Some people had the poem come out as a paragraph, so the question of the difference between prose and poetry came up.
The line breaks -- end words: tiny,
head, in , her, hand, color, through, day's, all. every, and silent. for, sleep.
An interesting exercise is to write the first word on the following line in a column next to the end words -- see how the separation makes a difference in meaning.
tiny -- chair; day's -- piece-work.
I gave the example of the agogic accent -- how the music can be written with no diacritical marks -- no accents, soft/loud -- but the agogic accent is the interpretive touch of the artist feeling the need to give just a little more stretch to a note before it moves on. Such accents do not happen in prose.
We discussed verb tense -- how only one verb was not descriptive past, or repeated past, and one verb pluperfect. Having one completed action verb works like a spotlight: "spotted" works both as spotlight -- immigrant stands out, and spotted as in "saw -- with an eye that is roaming, looking for something, then pins into vision."

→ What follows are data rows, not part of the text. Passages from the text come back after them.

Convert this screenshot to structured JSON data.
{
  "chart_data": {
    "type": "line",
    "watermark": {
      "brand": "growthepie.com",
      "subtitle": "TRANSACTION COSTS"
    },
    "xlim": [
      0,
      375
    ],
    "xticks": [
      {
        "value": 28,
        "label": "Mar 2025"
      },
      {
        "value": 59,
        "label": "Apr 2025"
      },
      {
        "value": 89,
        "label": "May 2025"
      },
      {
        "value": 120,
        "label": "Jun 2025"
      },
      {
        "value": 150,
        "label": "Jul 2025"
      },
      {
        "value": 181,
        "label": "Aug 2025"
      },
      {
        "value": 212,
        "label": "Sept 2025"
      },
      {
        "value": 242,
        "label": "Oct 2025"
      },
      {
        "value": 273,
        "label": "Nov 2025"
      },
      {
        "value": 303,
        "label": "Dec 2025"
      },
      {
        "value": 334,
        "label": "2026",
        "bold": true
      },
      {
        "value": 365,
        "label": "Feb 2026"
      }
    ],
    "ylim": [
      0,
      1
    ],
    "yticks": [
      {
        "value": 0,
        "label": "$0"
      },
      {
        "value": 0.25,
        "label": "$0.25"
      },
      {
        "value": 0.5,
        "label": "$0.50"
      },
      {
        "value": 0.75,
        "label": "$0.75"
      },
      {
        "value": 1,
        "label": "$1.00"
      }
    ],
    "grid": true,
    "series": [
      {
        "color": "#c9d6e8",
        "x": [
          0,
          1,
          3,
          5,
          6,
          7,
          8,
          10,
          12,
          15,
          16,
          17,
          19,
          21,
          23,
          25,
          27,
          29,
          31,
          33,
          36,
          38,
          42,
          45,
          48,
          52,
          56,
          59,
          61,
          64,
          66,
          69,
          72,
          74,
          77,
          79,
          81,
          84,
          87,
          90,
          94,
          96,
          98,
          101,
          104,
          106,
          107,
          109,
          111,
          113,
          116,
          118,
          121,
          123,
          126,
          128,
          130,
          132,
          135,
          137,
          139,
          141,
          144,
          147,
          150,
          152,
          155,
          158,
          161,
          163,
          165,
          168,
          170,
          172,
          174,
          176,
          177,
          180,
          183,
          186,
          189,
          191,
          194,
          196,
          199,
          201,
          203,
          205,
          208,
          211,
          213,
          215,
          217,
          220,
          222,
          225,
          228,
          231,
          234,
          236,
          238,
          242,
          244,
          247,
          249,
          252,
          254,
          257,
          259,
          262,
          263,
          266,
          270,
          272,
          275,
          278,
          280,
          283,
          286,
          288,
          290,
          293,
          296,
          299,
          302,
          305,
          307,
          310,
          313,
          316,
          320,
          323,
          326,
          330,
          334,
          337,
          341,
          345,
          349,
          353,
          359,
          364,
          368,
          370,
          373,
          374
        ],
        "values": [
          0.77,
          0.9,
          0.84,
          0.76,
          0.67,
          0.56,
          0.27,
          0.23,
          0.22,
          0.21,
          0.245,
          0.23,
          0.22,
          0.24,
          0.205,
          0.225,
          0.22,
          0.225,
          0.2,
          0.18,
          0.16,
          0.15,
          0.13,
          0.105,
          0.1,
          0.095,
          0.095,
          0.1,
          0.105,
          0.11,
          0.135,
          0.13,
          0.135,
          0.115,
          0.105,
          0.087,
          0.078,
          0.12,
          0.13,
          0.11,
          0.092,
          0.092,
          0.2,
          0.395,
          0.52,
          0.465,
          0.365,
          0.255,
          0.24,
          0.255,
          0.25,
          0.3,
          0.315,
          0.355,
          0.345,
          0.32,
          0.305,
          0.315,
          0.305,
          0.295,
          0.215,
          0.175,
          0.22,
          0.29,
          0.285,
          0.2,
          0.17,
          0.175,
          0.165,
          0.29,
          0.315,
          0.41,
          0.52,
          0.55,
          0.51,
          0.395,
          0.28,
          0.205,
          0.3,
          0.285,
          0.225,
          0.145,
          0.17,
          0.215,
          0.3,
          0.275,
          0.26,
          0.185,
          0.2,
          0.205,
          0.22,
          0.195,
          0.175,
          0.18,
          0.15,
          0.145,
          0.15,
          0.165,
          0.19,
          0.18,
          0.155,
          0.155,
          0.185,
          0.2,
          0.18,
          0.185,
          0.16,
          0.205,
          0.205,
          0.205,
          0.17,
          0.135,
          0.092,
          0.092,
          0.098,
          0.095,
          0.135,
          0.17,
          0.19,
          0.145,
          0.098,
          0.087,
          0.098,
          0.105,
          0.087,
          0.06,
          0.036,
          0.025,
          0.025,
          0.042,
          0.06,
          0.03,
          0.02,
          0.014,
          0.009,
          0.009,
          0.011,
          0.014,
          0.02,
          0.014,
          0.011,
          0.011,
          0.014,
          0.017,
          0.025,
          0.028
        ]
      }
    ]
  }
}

We ended on the Levine: how despite what others might see as difficult, the irongrip of hard work or misery, for whatever reason this man cannot sleep,
in spite of his insomnia, he is grateful -- the bird, like a muse. The childlike image of the snail going to china is enhanced by the way it wakes up -
The snail, awake
for good, trembles from his shell / and sets sail for China.

The light will come, be so powerful just like the memory of vanished stars at the end of the poem.